The machine learning analysis supported the idea that neural activity, particularly in the prefrontal cortex, could serve as a physiological marker that distinguishes romantic relationships from friendships. The model was more accurate in classifying the type of relationship based on neural synchronization than on behavioral data alone.
“I think we need to recognize that romantic relationships and friendships are two completely different types of relationships, with distinct neural performances and underlying neural mechanisms,” Wei said. “Although sometimes some opposite-sex friends may seem very in tune or intimate with each other, they are still not lovers.”

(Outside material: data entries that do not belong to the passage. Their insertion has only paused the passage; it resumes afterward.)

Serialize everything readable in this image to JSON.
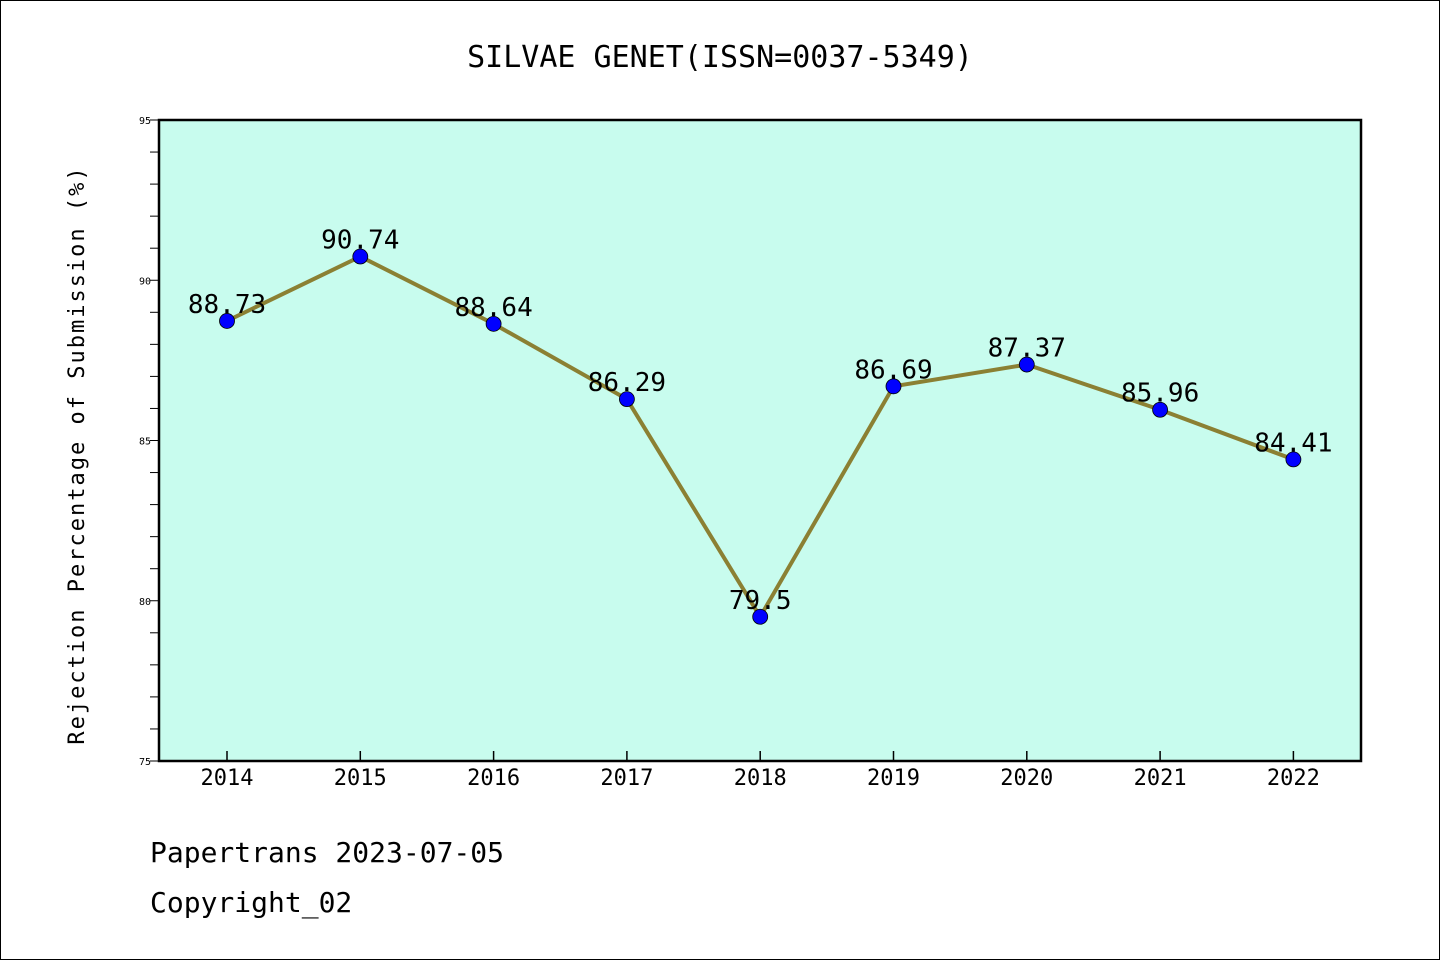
{
  "chart_data": {
    "type": "line",
    "title": "SILVAE GENET(ISSN=0037-5349)",
    "xlabel": "",
    "ylabel": "Rejection Percentage of Submission (%)",
    "categories": [
      "2014",
      "2015",
      "2016",
      "2017",
      "2018",
      "2019",
      "2020",
      "2021",
      "2022"
    ],
    "series": [
      {
        "values": [
          88.73,
          90.74,
          88.64,
          86.29,
          79.5,
          86.69,
          87.37,
          85.96,
          84.41
        ],
        "labels": [
          "88.73",
          "90.74",
          "88.64",
          "86.29",
          "79.5",
          "86.69",
          "87.37",
          "85.96",
          "84.41"
        ]
      }
    ],
    "ylim": [
      75,
      95
    ],
    "yticks": [
      "75",
      "80",
      "85",
      "90",
      "95"
    ],
    "grid": false,
    "legend": "none",
    "colors": {
      "plot_background": "#c8fcee",
      "line": "#8b8033",
      "marker": "#0000ff"
    }
  },
  "footer": {
    "line1": "Papertrans 2023-07-05",
    "line2": "Copyright_02"
  }
}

For instance, the sample was limited to well-educated heterosexual Chinese university students, which may not fully represent the diversity of experiences and cultural influences on relationships. This could affect the generalizability of the findings to other populations. Another limitation is the focus on phase synchronization in EEG data, which, while offering high temporal resolution, does not provide detailed spatial information about the brain’s activity.
Future research could address these limitations by including a more diverse sample, examining a broader range of emotions, and employing more interactive and naturalistic paradigms. Additionally, combining EEG with other neuroimaging techniques could provide a more comprehensive picture of the neural mechanisms underlying emotional synchronization in romantic relationships.

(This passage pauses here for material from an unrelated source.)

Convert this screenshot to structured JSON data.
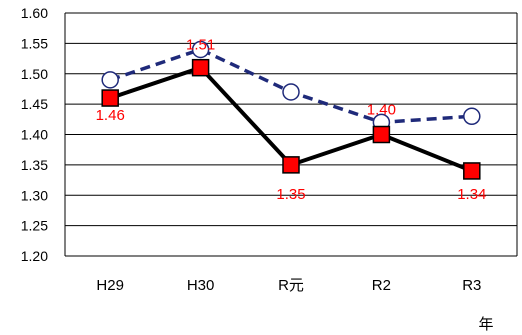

“From a neurological standpoint, our results are still quite superficial,” Wei noted. “What is the source of couples’ prefrontal cortex synchronization? Which deeper brain regions are involved? These are questions we need to explore further in the future. At this stage, our research is preliminary, but we plan to delve deeper in future studies.”
“Interpersonal relationships are complex and constantly evolving,” he added. “This dynamic nature reminds us of the importance of considering these changes when conducting research related to social interactions. Long-term longitudinal studies might be an excellent approach to understand these dynamics better. However, the costs associated with conducting long-term experiments involving neural activities present a significant challenge. We hope that more researchers will collaborate with us to advance this field.”
The study, “Higher emotional synchronization is modulated by relationship quality in romantic relationships and not in close friendships,” was authored by Yijun Chen, Shen Liu, Yaru Hao, Qian Zhao, Jiecheng Ren, Yi Piao, Liuyun Wang, Yunping Yang, Chenggong Jin, Hangwei Wang, Xuezhi Zhou, Jia-Hong Gao, Xiaochu Zhang, and Zhengde Wei.